E Andrea, che come parola d'ordine nel suo vocabolario ha la “normalità” in tutte le sue più semplici e belle sfaccettature, vorrebbe anche allargare la famiglia diventando papà per la seconda volta.
In un'intervista a Sky ha parlato del suo futuro ma anche dei suoi rapporti con Jorge Lorenzo.

PAROLA D'ORDINE NORMALITA' - “Bisogna conoscere bene i piloti. - dice Andrea - Da fuori io posso apparire più normale. Ma questa normalità per me significa avere i piedi per terra ed essere umile. Sembra un concetto banale, ma non è per niente banale nello sport restare umili quando arrivi a certi livelli, soprattutto nel motomondiale.”

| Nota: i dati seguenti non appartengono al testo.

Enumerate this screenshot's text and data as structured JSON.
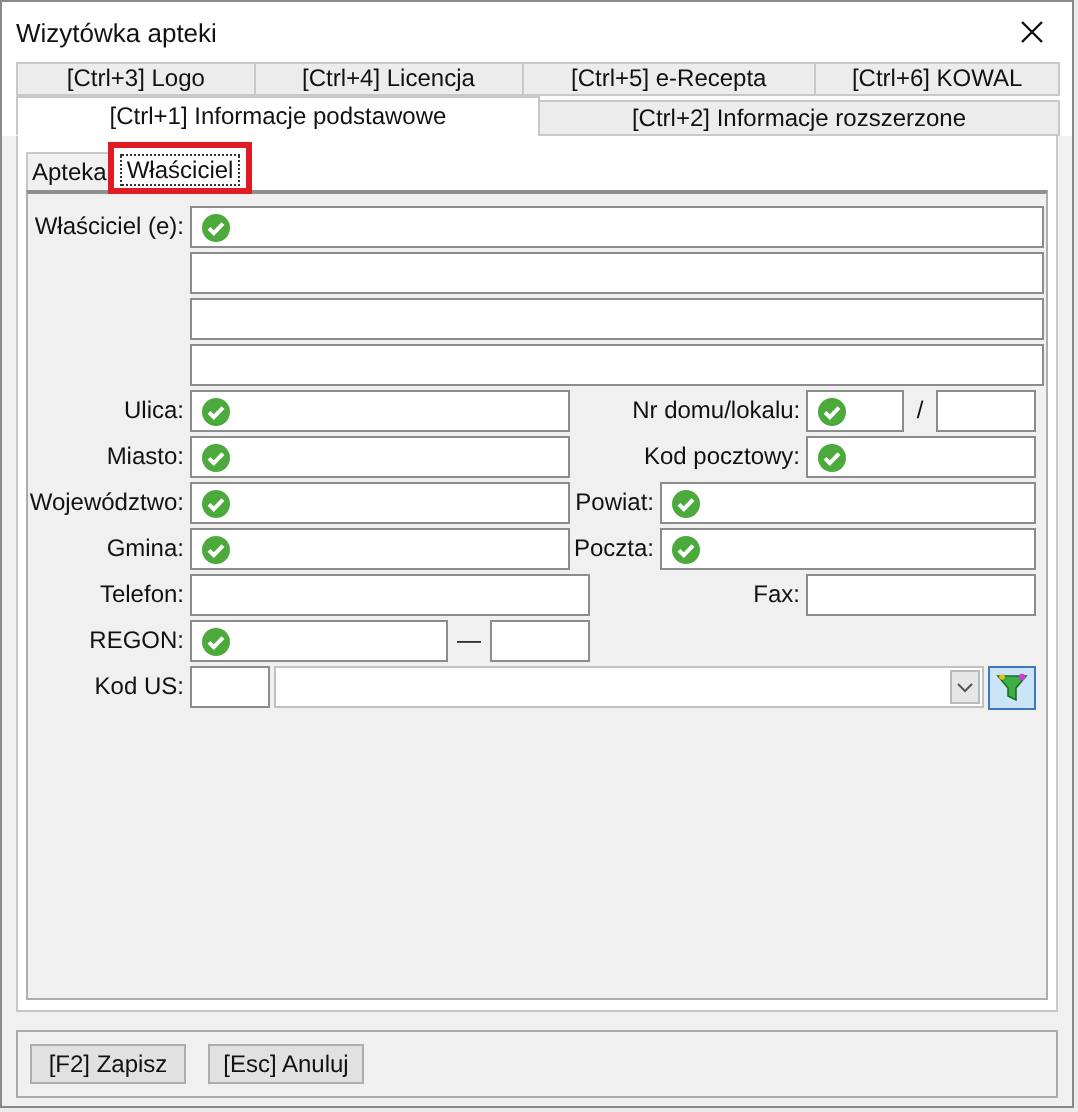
{
  "window": {
    "title": "Wizytówka apteki"
  },
  "tabs_row_1": [
    {
      "label": "[Ctrl+3] Logo",
      "selected": false
    },
    {
      "label": "[Ctrl+4] Licencja",
      "selected": false
    },
    {
      "label": "[Ctrl+5] e-Recepta",
      "selected": false
    },
    {
      "label": "[Ctrl+6] KOWAL",
      "selected": false
    }
  ],
  "tabs_row_2": [
    {
      "label": "[Ctrl+1] Informacje podstawowe",
      "selected": true
    },
    {
      "label": "[Ctrl+2] Informacje rozszerzone",
      "selected": false
    }
  ],
  "subtabs": [
    {
      "label": "Apteka",
      "selected": false,
      "highlighted": false
    },
    {
      "label": "Właściciel",
      "selected": true,
      "highlighted": true
    }
  ],
  "owner": {
    "label": "Właściciel (e):",
    "lines": [
      {
        "validated": true
      },
      {
        "validated": false
      },
      {
        "validated": false
      },
      {
        "validated": false
      }
    ]
  },
  "rows": [
    {
      "kind": "house",
      "left": {
        "label": "Ulica:",
        "validated": true
      },
      "right": {
        "label": "Nr domu/lokalu:",
        "validated": true
      },
      "separator": "/",
      "extra": {
        "validated": false
      }
    },
    {
      "kind": "pair",
      "left": {
        "label": "Miasto:",
        "validated": true
      },
      "right": {
        "label": "Kod pocztowy:",
        "validated": true
      }
    },
    {
      "kind": "pair-wide",
      "left": {
        "label": "Województwo:",
        "validated": true
      },
      "right": {
        "label": "Powiat:",
        "validated": true
      }
    },
    {
      "kind": "pair-wide",
      "left": {
        "label": "Gmina:",
        "validated": true
      },
      "right": {
        "label": "Poczta:",
        "validated": true
      }
    },
    {
      "kind": "phone",
      "left": {
        "label": "Telefon:",
        "validated": false
      },
      "right": {
        "label": "Fax:",
        "validated": false
      }
    },
    {
      "kind": "regon",
      "left": {
        "label": "REGON:",
        "validated": true
      },
      "separator": "—",
      "extra": {
        "validated": false
      }
    },
    {
      "kind": "office",
      "left": {
        "label": "Kod US:",
        "validated": false
      }
    }
  ],
  "buttons": [
    {
      "label": "[F2] Zapisz"
    },
    {
      "label": "[Esc] Anuluj"
    }
  ]
}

Un pilota, quindi, che va fuori dagli schemi, ma in senso opposto: ”C'è un errore che fanno tantissimi piloti.  -spiega Dovizioso - non capiscono questo principio: io nel 2017 sono arrivato secondo nel Mondiale MotoGP dietro a Marquez, ma non sono diverso da te per questo risultato. Io non sono diverso da te proprio in niente. Io ho ottenuto questo risultato, ho fatto qualcosa di speciale in questo sport, ma resto comunque una persona normale come te. Invece i piloti, o altri personaggi di sport che diventano famosi, si sentono più importanti. Ma non è affatto vero. Questa non è la realtà. Fa una grande differenza se ragioni così o meno.”

“DUCATI PUNTAVA SU LORENZO” - Quello che ha fatto lo scorso anno il forlivese in realtà è da considerarsi tutt'altro che ordinario e scontato, in quanto con l'arrivo di Jorge Lorenzo in Ducati, gli occhi erano tutti puntati sullo spagnolo. Ma Dovizioso, come spiega nell'intervista, ha saputo sfruttare al meglio questa situazione che per un pilota, almeno a livello morale, non sempre è favorevole: ”l’inizio è stato positivo per me, perché l’ho presa come una sfida. Era palese che Ducati puntasse su di lui e non credeva tanto in me e nel mio gruppo. Però la nostra forza è stata non dare importanza a questa cosa. Non avevo dubbi che Ducati mettesse me e Lorenzo sullo stesso piano a livello tecnico, questa era l’unica cosa che mi interessava. Io cerco di evitare i problemi.”
Il Dovi conclude poi parlando del suo futuro: “i miei sogni? Diventare papà per la seconda volta e vincere il Mondiale.”